Wednesday 9 August 2017

Plus ça change, plus c'est la même chose

Fifty-three years on, Martin Thomas (Baron Thomas of Gresford) has been reminded of his first parliamentary campaign. What struck me about the newspaper report included in the Liberal Voice piece (apart from the fact that his lordship was even more handsome then than in later life), was how little had changed politically.

We need Lords reform as much as ever. The hereditary element may only be a faint echo of its former domination, but the upper House is now swamped with political appointees as a result of successive prime ministers seeking to redress the political imbalance left by the previous incumbent. It is a matter of shame that Conservative and Labour front benches conspired against the will of the people in 2010 by preventing the Liberal Democrat-inspired Lords Reform Bill from proceeding.

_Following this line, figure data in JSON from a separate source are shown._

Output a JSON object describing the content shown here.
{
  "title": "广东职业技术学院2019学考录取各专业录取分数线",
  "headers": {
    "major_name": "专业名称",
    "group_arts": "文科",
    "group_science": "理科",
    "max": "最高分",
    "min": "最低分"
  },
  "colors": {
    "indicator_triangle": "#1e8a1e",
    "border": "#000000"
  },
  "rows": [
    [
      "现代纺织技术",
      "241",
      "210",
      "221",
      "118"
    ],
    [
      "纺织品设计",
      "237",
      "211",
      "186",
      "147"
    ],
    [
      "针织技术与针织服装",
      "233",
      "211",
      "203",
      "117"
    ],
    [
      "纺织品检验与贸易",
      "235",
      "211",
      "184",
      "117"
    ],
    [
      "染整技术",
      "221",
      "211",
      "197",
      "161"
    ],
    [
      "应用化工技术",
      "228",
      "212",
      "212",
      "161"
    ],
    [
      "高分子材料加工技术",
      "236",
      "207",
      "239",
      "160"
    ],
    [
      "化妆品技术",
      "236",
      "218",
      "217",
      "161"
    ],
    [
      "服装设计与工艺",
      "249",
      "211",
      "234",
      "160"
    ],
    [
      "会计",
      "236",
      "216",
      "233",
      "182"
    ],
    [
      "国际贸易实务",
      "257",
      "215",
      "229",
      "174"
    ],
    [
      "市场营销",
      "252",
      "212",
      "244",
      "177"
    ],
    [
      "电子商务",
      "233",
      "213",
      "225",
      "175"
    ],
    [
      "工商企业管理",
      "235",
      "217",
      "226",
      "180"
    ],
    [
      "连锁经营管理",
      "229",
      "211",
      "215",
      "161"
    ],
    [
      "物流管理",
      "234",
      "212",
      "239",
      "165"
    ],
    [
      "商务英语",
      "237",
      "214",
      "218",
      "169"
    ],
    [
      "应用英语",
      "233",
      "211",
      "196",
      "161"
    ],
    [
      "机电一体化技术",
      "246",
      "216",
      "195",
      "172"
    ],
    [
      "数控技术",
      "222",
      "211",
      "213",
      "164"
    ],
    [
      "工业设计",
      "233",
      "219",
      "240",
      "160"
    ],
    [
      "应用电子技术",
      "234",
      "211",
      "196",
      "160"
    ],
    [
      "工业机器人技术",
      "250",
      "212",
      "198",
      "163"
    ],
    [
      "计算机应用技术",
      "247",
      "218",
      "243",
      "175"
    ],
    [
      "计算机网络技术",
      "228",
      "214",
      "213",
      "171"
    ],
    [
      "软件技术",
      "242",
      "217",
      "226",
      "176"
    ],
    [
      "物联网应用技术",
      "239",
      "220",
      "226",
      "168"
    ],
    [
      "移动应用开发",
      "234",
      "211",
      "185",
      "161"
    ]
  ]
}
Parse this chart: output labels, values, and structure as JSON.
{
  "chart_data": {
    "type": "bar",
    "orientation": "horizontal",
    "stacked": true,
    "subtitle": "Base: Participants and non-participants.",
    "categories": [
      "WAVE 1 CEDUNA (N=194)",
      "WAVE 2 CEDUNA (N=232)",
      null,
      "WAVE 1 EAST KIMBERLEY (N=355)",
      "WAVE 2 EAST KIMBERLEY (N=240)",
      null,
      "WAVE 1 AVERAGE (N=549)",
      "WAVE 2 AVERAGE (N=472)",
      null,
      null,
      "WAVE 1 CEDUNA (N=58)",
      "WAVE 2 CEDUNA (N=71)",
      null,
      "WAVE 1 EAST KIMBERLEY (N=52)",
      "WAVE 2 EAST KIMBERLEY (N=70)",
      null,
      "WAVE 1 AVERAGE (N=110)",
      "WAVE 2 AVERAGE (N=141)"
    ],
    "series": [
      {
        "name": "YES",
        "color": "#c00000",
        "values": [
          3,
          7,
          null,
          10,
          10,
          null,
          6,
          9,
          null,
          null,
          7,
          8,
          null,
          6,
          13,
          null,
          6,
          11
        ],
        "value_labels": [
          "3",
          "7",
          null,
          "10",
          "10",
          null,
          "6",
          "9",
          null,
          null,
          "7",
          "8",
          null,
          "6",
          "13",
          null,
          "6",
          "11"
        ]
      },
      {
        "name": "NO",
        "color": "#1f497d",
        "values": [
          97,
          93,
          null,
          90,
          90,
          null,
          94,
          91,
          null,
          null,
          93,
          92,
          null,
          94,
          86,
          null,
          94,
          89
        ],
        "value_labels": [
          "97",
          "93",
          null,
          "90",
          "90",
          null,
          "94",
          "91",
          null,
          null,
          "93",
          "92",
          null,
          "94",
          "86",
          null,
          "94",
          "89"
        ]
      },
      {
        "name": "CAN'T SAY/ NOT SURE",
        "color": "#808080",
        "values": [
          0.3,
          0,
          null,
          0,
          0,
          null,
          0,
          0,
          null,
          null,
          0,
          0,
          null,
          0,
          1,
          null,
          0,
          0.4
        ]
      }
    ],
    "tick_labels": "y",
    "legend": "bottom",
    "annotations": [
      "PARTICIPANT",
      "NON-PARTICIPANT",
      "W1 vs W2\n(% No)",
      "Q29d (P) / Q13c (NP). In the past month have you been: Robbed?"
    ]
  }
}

The rating system was very unfair. Fifteen years later, Margaret Thatcher was to replace it with something even more regressive, the community charge. Now we are back to "rating plus" in the form of council tax, which is only marginally fairer than rating. We still need a progressive system, like local income tax, or the site-value rating proposed by the Liberal party in 1964, or a combination of the two.

The politics of fear is still with us. The Conservatives continue to have nothing to offer but the assertion that they are more stable and sound than the main opposition, which admittedly is in an even worse state than it was in 1964. George Brown may have been over-susceptible to alcohol, but at least he did want Labour to take the country forward* rather than back to a discredited state socialism espoused by Corbyn and McDonnell.

Substitute "Premier League footballer" for "the Beatles" and multiply the weekly take-home figure by six or more, and the statement about pay disparity holds. The Conservatives may claim that the gap between the highest- and lowest-paid has narrowed, but only by comparison with the Blair-Brown years when it reached historic proportions.

We still lack a fair voting system. Worker participation in commercial and industrial enterprises has barely progressed. We have yet to see a British post-world-war government with a truly international outlook - post-Thatcher, we have become even more insular.

The one very clear change is one for the worse. Lord Thomas reminds my generation:

When I harangued the voters in Rhuddlan, lengthy speeches were acceptable. Every sentence had a real live verb in it, and, more significantly, the press reported every word. 

But he concludes his piece on an optimistic note:

But remember how Vince and Nick and Ed, Jo and Lynne and Jenny, and others of our Party fought within the coalition for the values and aims which had inspired us on the long march. Of course there were mistakes, but whatever the backlash, let us be proud of what we achieved and proud that the vision has remained intact.
What strikes me when I re-read this speech, is the consistency with which we have maintained our goals and the continuing relevance of our policies in a much changed world.


* Brown might have succeeded in those hopeful days of the late 1960s if prime minister Wilson had not trimmed under pressure from trade union barons and the Treasury.